In the end, I brought the three with me, because I trapped their mom. They're going back tomorrow, but I"m going to try to get him to take them inside the trailer, so they'll be warm and fed and treated for what ails them. They'll get better quicker, because I wormed them and treated them for fleas and gave them warm KMR and have them in a carrier cuddled next to a hot rice bag. I treated their eyes also and started them on anti biotics.

I don't know how you get to the point where you just watch kittens die of nothing, like that. I suppose he's overwhelmed, with so many cats and has no experience is why. But it is very difficult to see this kind of suffering going on.

These cats also come from several neighbors whose kids, grown, sort of, have brought cats back and kind of dumped them, unfixed. I could rename that street The Street of Nightmares and that too would be an accurate name, at least from the animals perspective. Seems nobody in those parts fixes their pets. It's sad and pathetic.

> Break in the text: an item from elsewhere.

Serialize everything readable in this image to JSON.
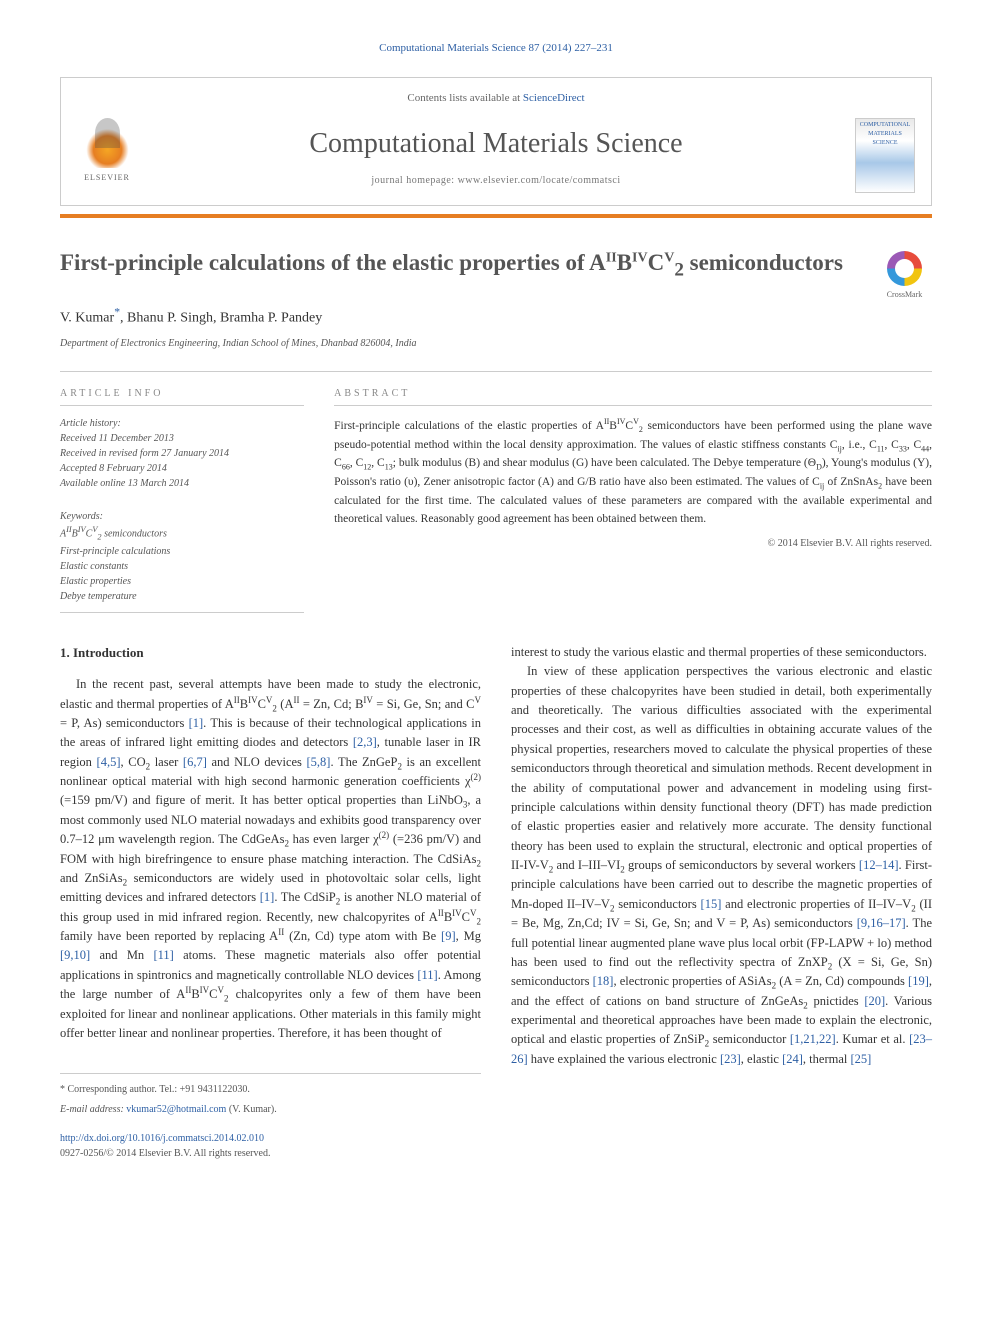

But this old man is kind. He was the man, which is a normal thing, and tried to grab a feral cat and bring it out to me by the scruff, when I was sitting in my car. Yes, it went ballistic and got away, as I was telling him not to be bringing that cat like that to my car because he was going to get torn up. All the men do this, and some women. I don't know why. It's getting scratched up for nothing. I think people want to help and also to kind of show off or something. I don't know. Anyhow, he was a good sport about it.

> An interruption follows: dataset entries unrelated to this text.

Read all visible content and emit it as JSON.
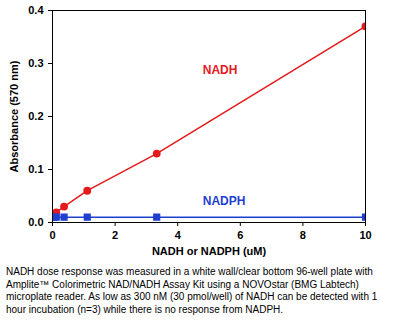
{
  "chart_data": {
    "type": "line",
    "xlabel": "NADH or NADPH (uM)",
    "ylabel": "Absorbance (570 nm)",
    "x": [
      0.04,
      0.12,
      0.37,
      1.11,
      3.33,
      10
    ],
    "series": [
      {
        "name": "NADH",
        "color": "#e41a1c",
        "marker": "circle",
        "values": [
          0.016,
          0.019,
          0.03,
          0.06,
          0.13,
          0.37
        ]
      },
      {
        "name": "NADPH",
        "color": "#1f3fd1",
        "marker": "square",
        "values": [
          0.01,
          0.01,
          0.01,
          0.01,
          0.01,
          0.01
        ]
      }
    ],
    "xlim": [
      0,
      10
    ],
    "xticks": [
      0,
      2,
      4,
      6,
      8,
      10
    ],
    "ylim": [
      0,
      0.4
    ],
    "yticks": [
      {
        "value": 0,
        "label": "0.0"
      },
      0.1,
      0.2,
      0.3,
      0.4
    ],
    "caption": "NADH dose response was measured in a white wall/clear bottom 96-well plate with Amplite™ Colorimetric NAD/NADH Assay Kit using a NOVOstar (BMG Labtech) microplate reader. As low as 300 nM (30 pmol/well) of NADH can be detected with 1 hour incubation (n=3) while there is no response from NADPH."
  }
}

There are cats everywhere out there, many with pus dripping eyes and sneezes from chronic colds they pass around and around and back again and can't fight off because they're full of parasites.

I sat with the kittens in my car, waiting on the traps, even though it was mid afternoon and not good trapping time of day. I talked to them, lectured them, flea combed them and fed them more wet food. Two little girls and a sad eyed tux boy, about two or three weeks of age, but older than the hills already, by the hardness of their little lives.

I can't keep them here. I have too many here. I e-mailed KAT and asked if they would take them but got no response so far.

So the kittens will have to go back. I was hoping a couple of groups could all work together on that colony and get it done, so one person, me, doesn't have to do these huge ugly situations all alone, because they're so damn stressful. And often extremely sad.

I'm still working the BS colony. I got another one today, the orange female teen. That leaves the black adult female, and her three kittens, the three kittens of the now fixed white female, in the barn, an orange tabby on white teen in the back barn, two young tame orange tabby on white males up front, an 8 week old calico, an 8 week old black male and a 12 week old black male. Yup, that's it. Not counting the one getting fixed tomorrow, I have 13 cats left to get fixed out there, most being kittens. It'll come out to be close to 80 cats fixed there. There are still about five to catch at BS Overflow, next door. It's been a long summer there.

And now, hello to Hate Thy Neighbor colony. I can't even guess how many are out there. 30. 40. 150. I don't know. I do know I caught six adults today. Three females and three males. One of the females I targeted because she's extremely pregnant. I don't want to be trapping five more later on out there. So I'm hoping she can be done.

I'm sorry, but kitty abortion is way ok for me! I'm up for it. I love it. Preventing births saves lives and money. The kittens would not survive anyhow this late in the year and given the shape all these cats are in, so why not end it now for them?

Hey, I'm pro life and being pro life in the cat fixing world, means being pro kitty abortion. If you've been on the streets and seen the massive suffering caused by overpopulation, you would feel exactly the same way. If you're not just really stupid, that is.

Anyhow, I have three dominant males and three females, including the cat nursing the three kittens, so they had to come with me for the night.